Yadira Sanchez, co-founder of Poder Latinx, was pleased with how the campaign reached voters, generating more impressions and click-through rates from Latinos, including a 64% Hispanic male audience.

“We know the best connection is voter-to-voter contact. This technology complements the canvassing on the ground that we already do,” she said. “Technology, especially AI, is great for reaching younger, more online voters.”

But AI may not be seen as safe enough for initiatives that need serious resources to scale up before November. And there are concerns it could scare voters in the wrong context.

During focus groups in Detroit, Cleveland and Philadelphia this year, Adrianne Shropshire, the executive director of BlackPac, found that black voters are “hesitant” about AI.

“People are concerned about what they’re seeing and where exactly it’s coming from,” she said, noting that voters “don’t know what to trust and are suspicious and skeptical about everything.”

Rashad Robinson, president of Color of Change, a black advocacy group with a $25 million program for 2024, has spoken with Mark Zuckerberg and Elon Musk, along with senior executives from Meta, Google and OpenAI. He called for commitments on how AI will be used in election tools, which he said are not yet ready for widespread use.

“Imagine if there were no rules for cars and it was just about who could get their new vehicle to market the fastest?” he said, referring to Musk’s Tesla, which has recalled its latest model four times. “It’s Tesla on steroids.

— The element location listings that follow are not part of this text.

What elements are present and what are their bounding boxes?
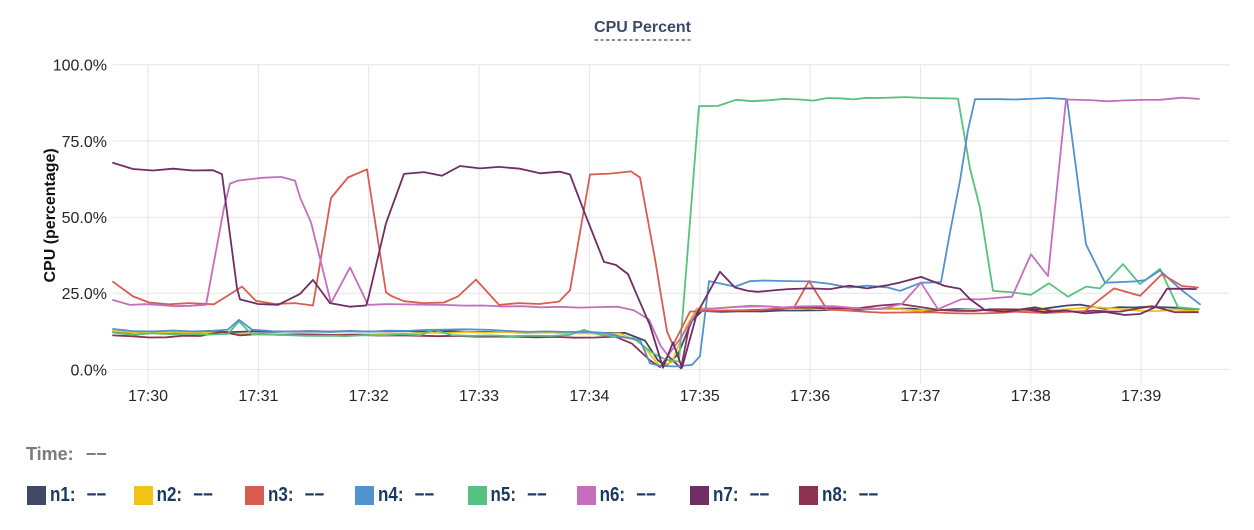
svg-text:75.0%: 75.0% [62, 134, 107, 151]
svg-text:50.0%: 50.0% [62, 210, 107, 227]
svg-text:17:39: 17:39 [1121, 388, 1161, 405]
svg-text:17:35: 17:35 [680, 388, 720, 405]
svg-text:0.0%: 0.0% [71, 362, 107, 379]
svg-text:100.0%: 100.0% [53, 58, 107, 75]
svg-text:17:38: 17:38 [1011, 388, 1051, 405]
svg-text:25.0%: 25.0% [62, 286, 107, 303]
svg-text:17:34: 17:34 [569, 388, 609, 405]
svg-text:CPU (percentage): CPU (percentage) [42, 148, 59, 282]
svg-text:17:30: 17:30 [128, 388, 168, 405]
svg-text:17:37: 17:37 [900, 388, 940, 405]
svg-text:17:31: 17:31 [238, 388, 278, 405]
svg-text:17:32: 17:32 [349, 388, 389, 405]
svg-text:17:33: 17:33 [459, 388, 499, 405]
svg-text:17:36: 17:36 [790, 388, 830, 405]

At least cars are being recalled, but there’s no infrastructure or agency that does the technology recalls.”

Quentin James, founder and president of The Collective Pac, a group that advocates for the election of Black Democrats and uses Facebook Messenger’s chatbot to obtain voter registration data, stressed that deepfakes, or ads in which a campaign uses the likeness of an opponent to mislead voters, should be shut down immediately.

Still, Democrats must be willing to use the tools at their disposal to defeat Trump, he said, because the other side will be looking to them, too.

“I don’t know if the FEC law can keep up with this in a few months, so we have to use it to our advantage,” he said. “There’s no way we can control what happens with technology in this short period of time.”